We recently responded to an open letter from the Council of Community Housing Organizations (CCHO), an affordable housing organization, to the City Controller on its study of Proposition C and its 25% inclusionary requirement.
One of CCHO’s most surprising positions was that the very first goal of the city’s housing policy should be to “capture the windfall profits resulting from increased land values.” This means the actual creation of affordable housing comes somewhere after first in CCHO’s ranking of goals.
Perhaps this indicates that we can add “personal political agendas” to the list of priorities that rank above affordable housing.
As part of its case for the 25% middle- and low-income housing requirement, CCHO cited two real-world projects that demonstrate the feasibility of the policy, one of which is an affordable housing proposal by a private developer at 915-917 Cayuga, SST Investments.

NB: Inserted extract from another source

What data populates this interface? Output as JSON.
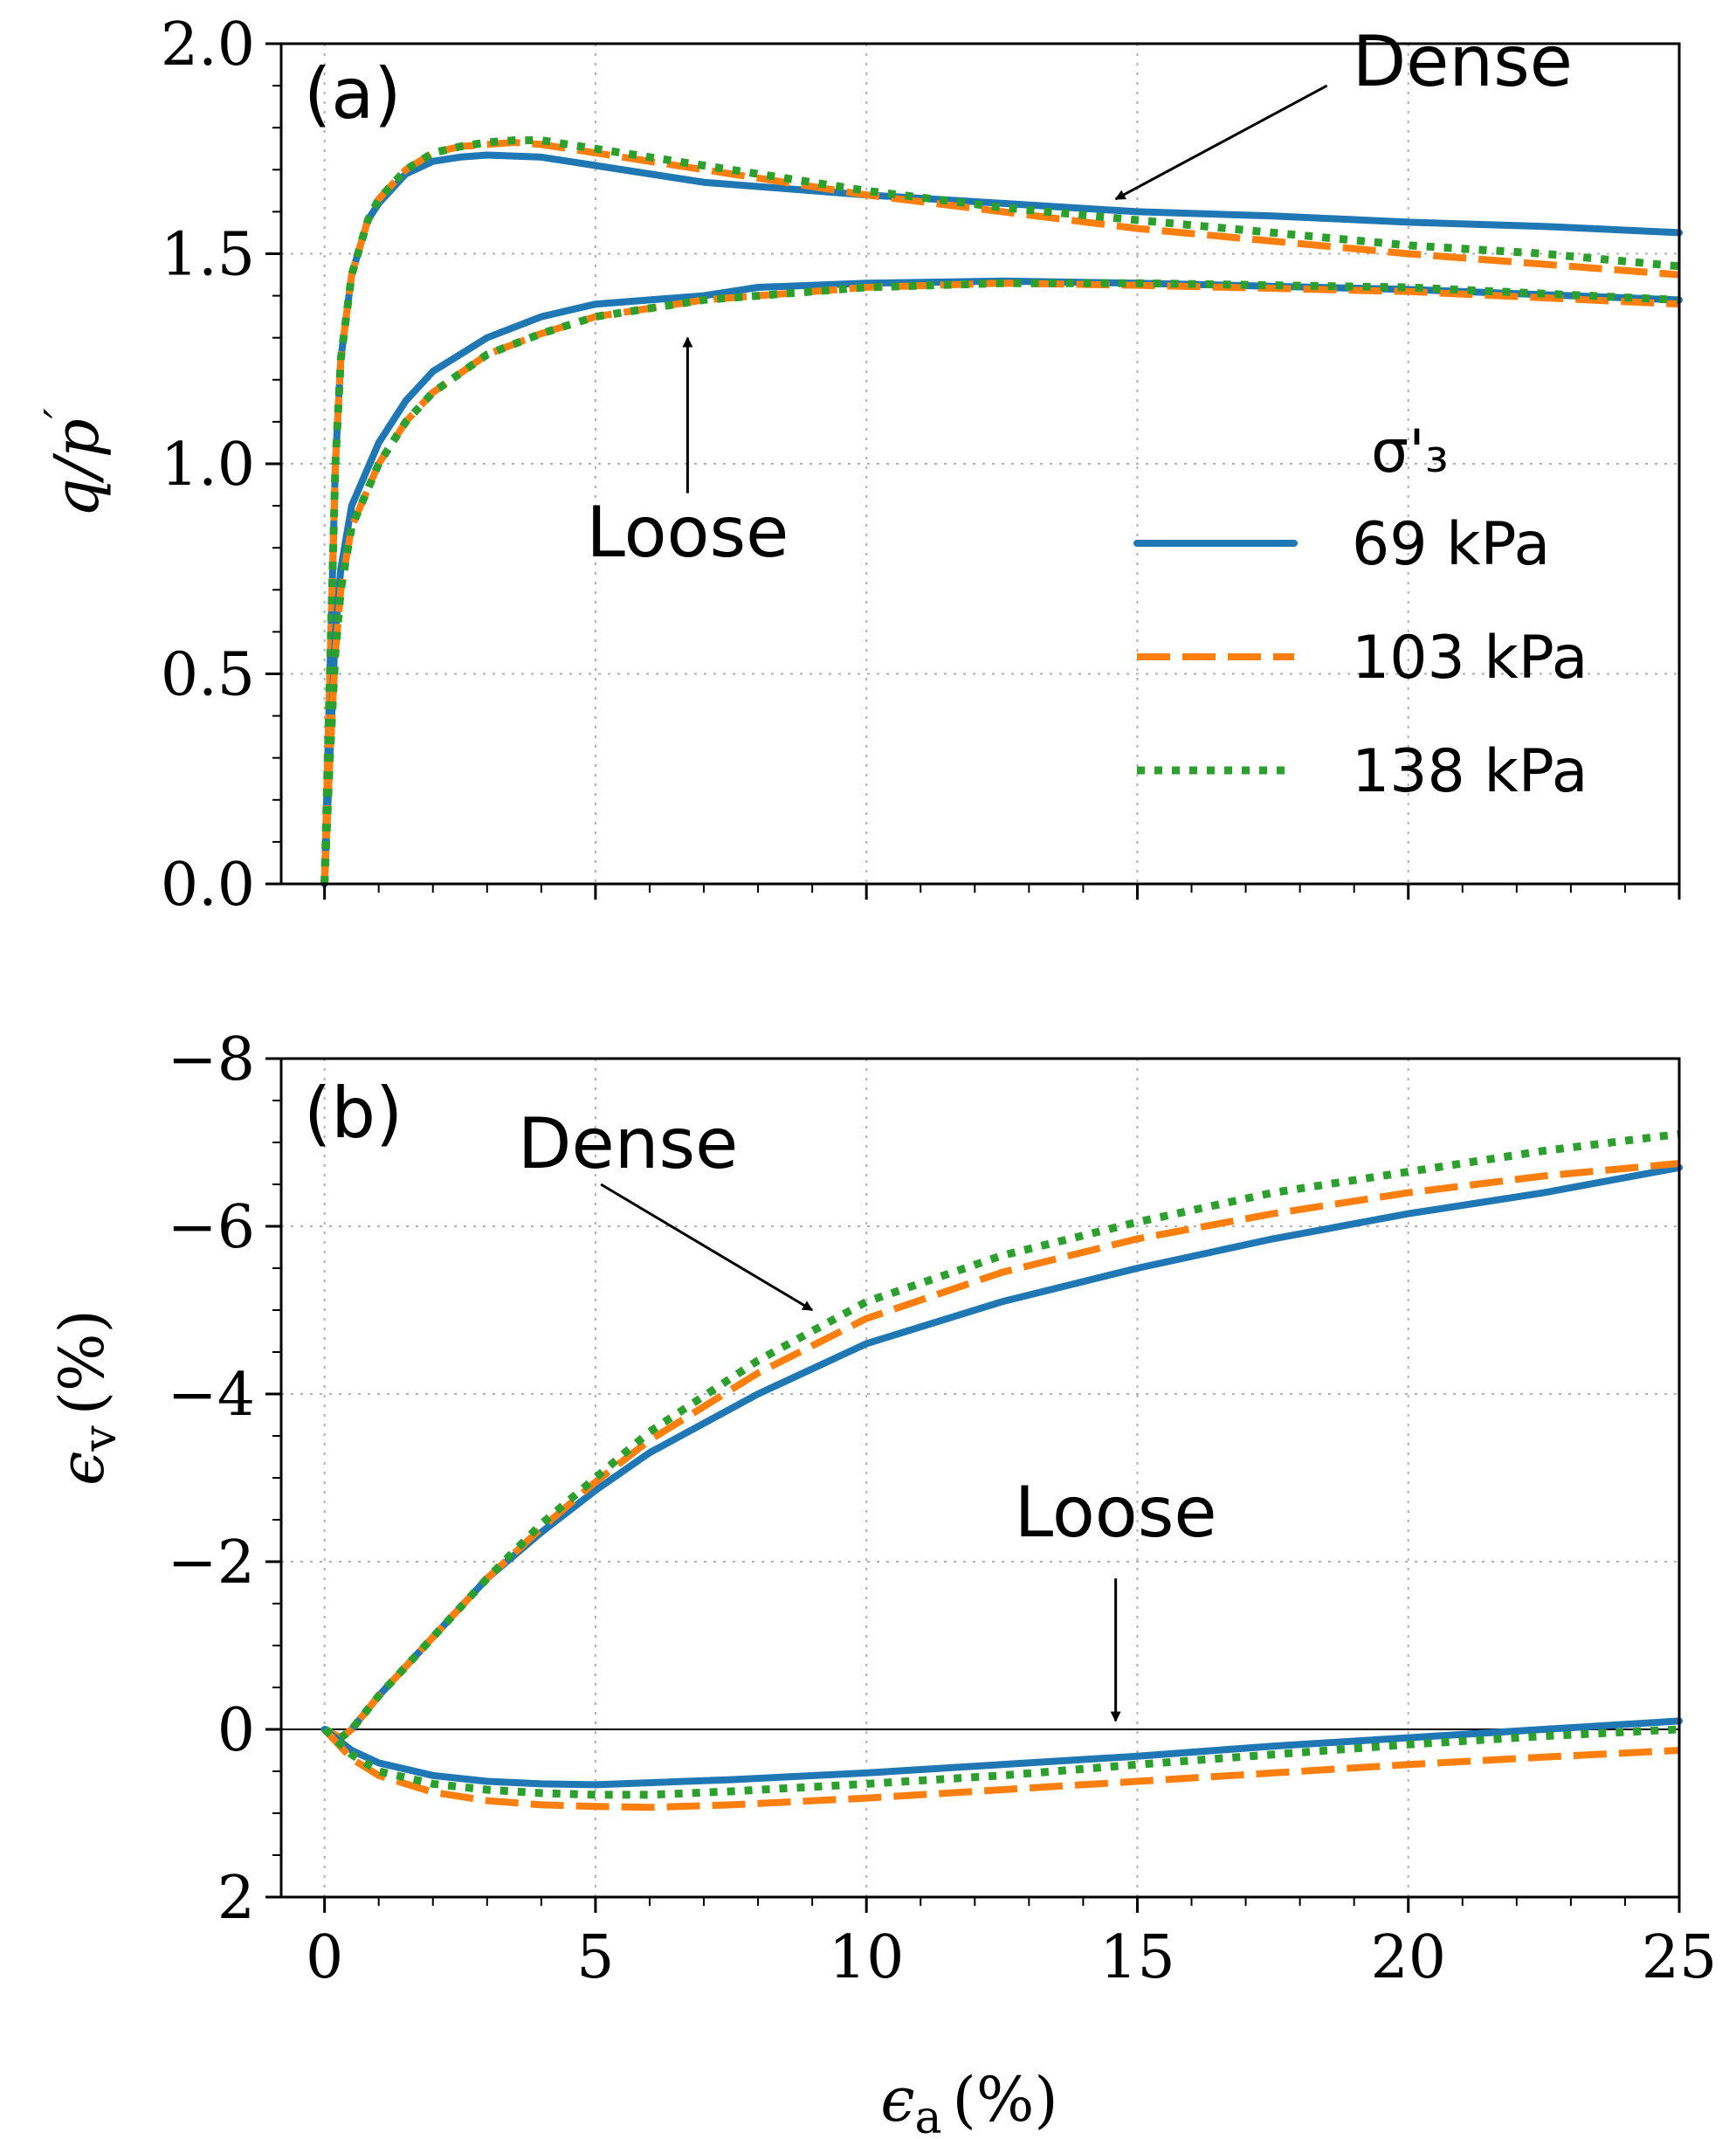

The project is an unusually generous one: 103 units with 51 of them set to be rent-controlled, and 52 rented at below market-rate rents at varying low and moderate income levels. The developer has been working with the Mayor’s Office to ensure tenant protections under the city’s rent control laws, which currently extend only to properties built before 1979.
At the same time, CCHO has stated support for Proposition M, a ballot measure to create a new commission to oversee housing and economic development, in addition to replacing two existing commissions. One of the major concerns about Prop M from opponents is that it would obstruct or delay the building of housing, including affordable housing when it is rolled into market-rate as part of the city’s inclusionary program.

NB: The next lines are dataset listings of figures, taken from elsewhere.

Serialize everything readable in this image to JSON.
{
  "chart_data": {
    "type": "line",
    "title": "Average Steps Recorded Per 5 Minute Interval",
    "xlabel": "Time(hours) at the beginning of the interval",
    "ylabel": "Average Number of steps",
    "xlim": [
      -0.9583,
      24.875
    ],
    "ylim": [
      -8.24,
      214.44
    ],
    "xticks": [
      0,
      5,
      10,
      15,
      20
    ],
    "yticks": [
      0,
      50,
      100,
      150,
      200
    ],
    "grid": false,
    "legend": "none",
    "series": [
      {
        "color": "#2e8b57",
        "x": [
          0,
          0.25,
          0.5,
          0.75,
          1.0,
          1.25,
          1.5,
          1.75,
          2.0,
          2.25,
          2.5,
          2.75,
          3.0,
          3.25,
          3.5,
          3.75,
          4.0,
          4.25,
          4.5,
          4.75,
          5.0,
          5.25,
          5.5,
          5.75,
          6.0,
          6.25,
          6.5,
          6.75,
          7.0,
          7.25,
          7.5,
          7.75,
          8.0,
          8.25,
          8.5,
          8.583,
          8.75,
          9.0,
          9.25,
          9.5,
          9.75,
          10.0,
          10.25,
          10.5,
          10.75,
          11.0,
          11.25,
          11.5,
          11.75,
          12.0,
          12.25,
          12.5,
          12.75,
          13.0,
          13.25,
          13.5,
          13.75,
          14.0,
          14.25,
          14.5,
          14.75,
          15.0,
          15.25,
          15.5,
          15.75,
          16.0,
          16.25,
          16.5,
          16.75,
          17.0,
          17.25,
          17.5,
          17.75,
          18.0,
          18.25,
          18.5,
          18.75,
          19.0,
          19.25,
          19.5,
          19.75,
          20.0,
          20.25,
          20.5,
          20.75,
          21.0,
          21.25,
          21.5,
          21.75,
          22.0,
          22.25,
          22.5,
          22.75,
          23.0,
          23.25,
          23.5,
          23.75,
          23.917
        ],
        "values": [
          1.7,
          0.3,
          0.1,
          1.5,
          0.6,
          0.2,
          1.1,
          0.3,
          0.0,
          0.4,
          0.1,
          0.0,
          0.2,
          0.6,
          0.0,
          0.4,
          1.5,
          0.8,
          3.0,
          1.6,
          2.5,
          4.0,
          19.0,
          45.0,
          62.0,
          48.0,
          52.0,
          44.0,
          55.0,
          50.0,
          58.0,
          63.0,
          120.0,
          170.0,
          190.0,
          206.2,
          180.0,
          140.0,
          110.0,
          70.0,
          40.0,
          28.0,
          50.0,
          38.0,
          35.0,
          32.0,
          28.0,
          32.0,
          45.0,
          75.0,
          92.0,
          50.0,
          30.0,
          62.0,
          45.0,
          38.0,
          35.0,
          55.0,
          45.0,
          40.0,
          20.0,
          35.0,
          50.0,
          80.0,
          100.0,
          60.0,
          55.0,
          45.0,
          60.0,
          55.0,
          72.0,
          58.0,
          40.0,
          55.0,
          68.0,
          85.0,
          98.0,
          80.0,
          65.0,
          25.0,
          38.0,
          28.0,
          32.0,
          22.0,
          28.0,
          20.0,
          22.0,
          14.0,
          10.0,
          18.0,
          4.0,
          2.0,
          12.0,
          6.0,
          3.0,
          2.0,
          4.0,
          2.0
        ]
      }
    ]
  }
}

Now it turns out 915-917 Cayuga, CCHO’s 25% inclusionary champion, might be on Prop M)’s chopping block (if it passes), by way of the district’s own supervisor.

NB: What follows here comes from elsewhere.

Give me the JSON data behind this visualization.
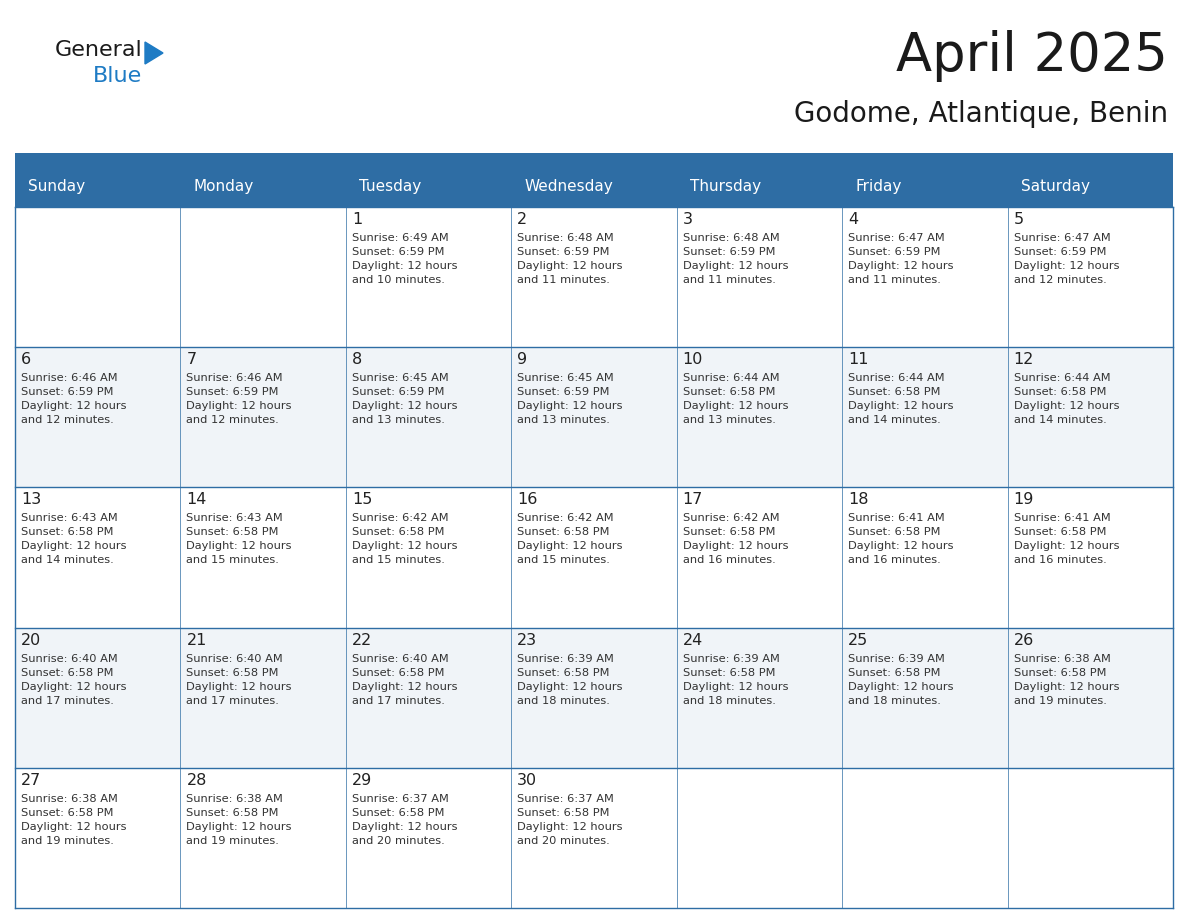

Joe Fitz Rodriguez of the SF Examiner writes, “The newest barrier for the plan for 915-917 Cayuga Ave., the site of the affordable housing, may be Supervisor Aaron Peskin’s Proposition M, which is now on the ballot.” According to Fitz, insiders familiar with the deal believe the project will face scrutiny from Prop M due to possible ethics violations committed by Ahsha Safai, the District 11 Supervisor candidate who played a role in the deal.
The complaint against Safaí, filed by Supervisor John Avalos, is that Safai failed to register as a lobbyist when pitching the affordable housing idea to his friend, project developer Siavash Tahbahzof. According to the complaint, Safai’s consulting firm, Kitchen Cabinet Public Affairs, has between $10,000 and $100,000 in business activity with SST Investments, a fact he should have disclosed to the city before negotiating the deal.
Avalos was skeptical of the deal from the beginning, calling the near-election timing “dubious.” He accused Safai of using insider deal to get “maximum benefit” during election season. Avalos is supporting Safai’s opponent, Kimberly Alvarenga, and defeated Safai in his first run for D11 Supervisor in 2008.
To reiterate, CCHO supports the creation of Proposition M, a commission to oversee proposed housing developments, which in theory should line up with its push for more affordable housing. Now, one of only two affordable housing projects CCHO is holding up as an example of 25% inclusionary feasibility is expected to be held up, if not blocked entirely, by Prop M
There are two takeaways from this: 1) At least one of the two projects CCHO cites as a “real-world” project that can pencil out 25% affordable units is probably not going to end up going through in the real world, and 2) The reason it won’t go through is because a politician has an axe to grind, and would rather see his opponent’s project go down than get affordable housing built in his own district.
Affordable housing should not be a political tool, and holding projects hostage in petty political battles doesn’t help people who need affordable housing.